Posted by Guy Doulberg <Gu...@conduit.com>.
Thanks, I think I will try your way of developing (replacing the ant)
________________________________________
‏‏מאת: Tsz Wo (Nicholas), Sze [s29752-hadoopgeneral@yahoo.com]
‏‏נשלח: ‏‏יום שישי 08 אפריל 2011 21:08
‏‏אל: common-user@hadoop.apache.org
‏‏נושא: Re: Developing, Testing, Distributing

First of all, I am a Hadoop contributor and I am familiar with the Hadoop code
base/build mechanism.  Here is what I do:


Q1: What IDE you are using,
Eclipse.

Q2: What plugins to the IDE you are using
No plugins.

Q3:  How do you test your code, which Unit test libraries your using, how do
you run your automatic tests after you have finished the development?
I use JUnit.  The tests are executed using ant, the same way for what we did in
Hadoop development.

Q4: Do you have test/qa/staging environments beside the dev and the production?
How do you keep it similar to the production
We, Yahoo!, have test clusters which have similar settings as production
cluster.

Q5: Code reuse - how do you build components that can be used in other jobs, do
you build generic map or reduce class?
I do have my own framework for running generic computations or generic jobs.

Some more details:
1) svn checkout MapReduce trunk (or common/branches/branch-0.20 for 0.20)
2) compile everything using ant
3) setup eclipse
4) remove existing files under ./src/examples
5) develop my codes under ./src/examples
6) add unit tests under ./src/test/mapred

I find it very convenient since (i) the build scripts could compile the examples
code, run unit test, create jar, etc., and (ii) Hadoop contributors would
maintain it.

Hope it helps.
Nicholas Sze

Re: Developing, Testing, Distributing

Posted by "Tsz Wo (Nicholas), Sze" <s2...@yahoo.com>.
First of all, I am a Hadoop contributor and I am familiar with the Hadoop code 
base/build mechanism.  Here is what I do:


Q1: What IDE you are using,
Eclipse.

Q2: What plugins to the IDE you are using
No plugins.

Q3:  How do you test your code, which Unit test libraries your using, how do  
you run your automatic tests after you have finished the development?
I use JUnit.  The tests are executed using ant, the same way for what we did in 
Hadoop development.

Q4: Do you have test/qa/staging environments beside the dev and the production? 
How do you keep it similar to the production
We, Yahoo!, have test clusters which have similar settings as production 
cluster.

Q5: Code reuse - how do you build components that can be used in other jobs, do 
you build generic map or reduce class?
I do have my own framework for running generic computations or generic jobs.

Some more details:
1) svn checkout MapReduce trunk (or common/branches/branch-0.20 for 0.20)
2) compile everything using ant
3) setup eclipse
4) remove existing files under ./src/examples 
5) develop my codes under ./src/examples
6) add unit tests under ./src/test/mapred

I find it very convenient since (i) the build scripts could compile the examples 
code, run unit test, create jar, etc., and (ii) Hadoop contributors would 
maintain it.

Hope it helps.
Nicholas Sze

Re: Developing, Testing, Distributing

Posted by "W.P. McNeill" <bi...@gmail.com>.
I use IntelliJ, though Eclipse works too.  I don't have any Hadoop-specific
plug-ins; both IDEs are just set up as vanilla Java programming
environments.

Chapter 5 of *Hadoop: the Definitive
Guide<http://www.librarything.com/work/8488103>
 *has a good overview of testing methodology.

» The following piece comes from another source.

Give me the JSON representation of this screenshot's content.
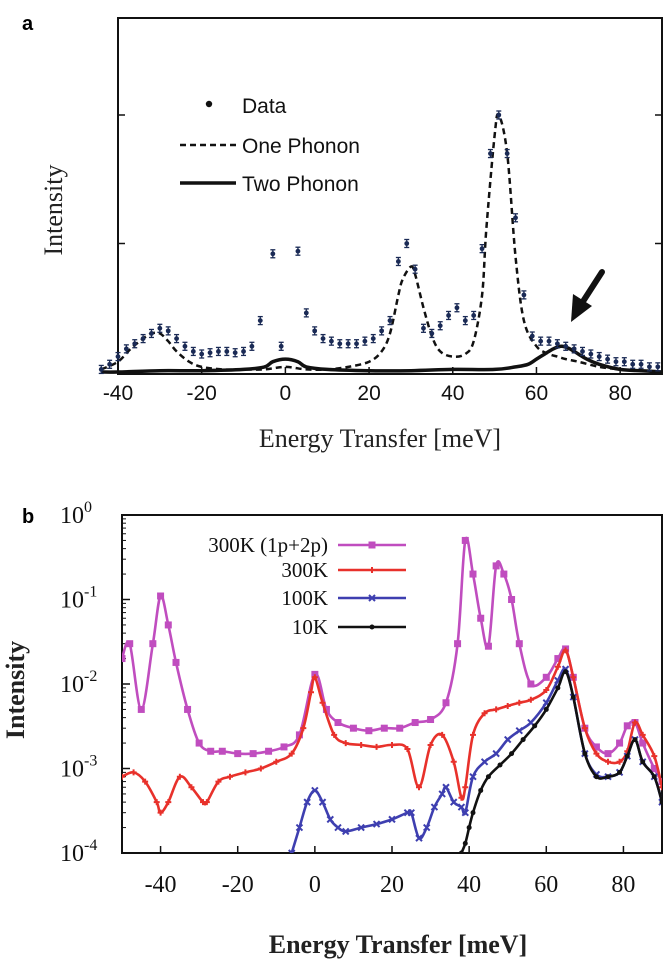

It's what I follow. I always
run code in local single-JVM mode so that I can step through it in the IDE's
debugger. Only when I've got that working do I try to deploy to a cluster.
For debugging scale-up bugs that only happen on the cluster I rely on Log4j
logging, though I add code that allows the log level to be set via a Hadoop
configuration parameter so that I can run different jobs at different log
levels on the same cluster. I also do my best to factor my logic apart from
the Hadoop boilerplate so that I can unit test the former with Juint4. More
details on my testing methodology here:
http://cornercases.wordpress.com/2011/04/08/unit-testing-mapreduce-with-the-adapter-pattern/
.

In my organization we have a single cluster that is used for
research,testing, and production work. This works fine.  Just make sure to
set up HDFS permissions so that you don't accidentally delete work. We also
have a separate one-node cluster that is used for controlled measurement of
wall-clock performance of Hadoop jobs.

We write directly to the Map/Reduce interface instead of using higher level
tools like Pig or Cascade. Those higher level tools look like they would be
helpful, but no one has had the time to learn how to use them yet. All the
code reuse techniques I employ are described in the link above. For each job
I end up directly subclassing Hadoop's Mapper and Reducer classes. I find
those to already be at the right level of generality and haven't had cause
to add any further encapsulation.


On Thu, Apr 7, 2011 at 12:39 AM, Guy Doulberg <Gu...@conduit.com>wrote:

> Hey,
>
> I have been developing Map/Red jars for a while now, and I am still not
> comfortable with the developing environment I gathered for myself (and the
> team)
>
> I am curious how other Hadoop developers out-there, are developing their
> jobs...
>
> What IDE you are using,
> What plugins to the IDE you are using
> How do you test your code, which Unit test libraries your using, how do you
> run your automatic tests after you have finished the development?
> Do you have test/qa/staging environments beside the dev and the production?
> How do you keep it similar to the production
> Code reuse - how do you build components that can be used in other jobs, do
> you build generic map or reduce class?
>
> I can tell you that I have no answer to the questions above,
>
> I hope that this post is not too general, but I think the discussion here
> could be helpful for newbie and experienced developers all together
>
> Thanks Guy
>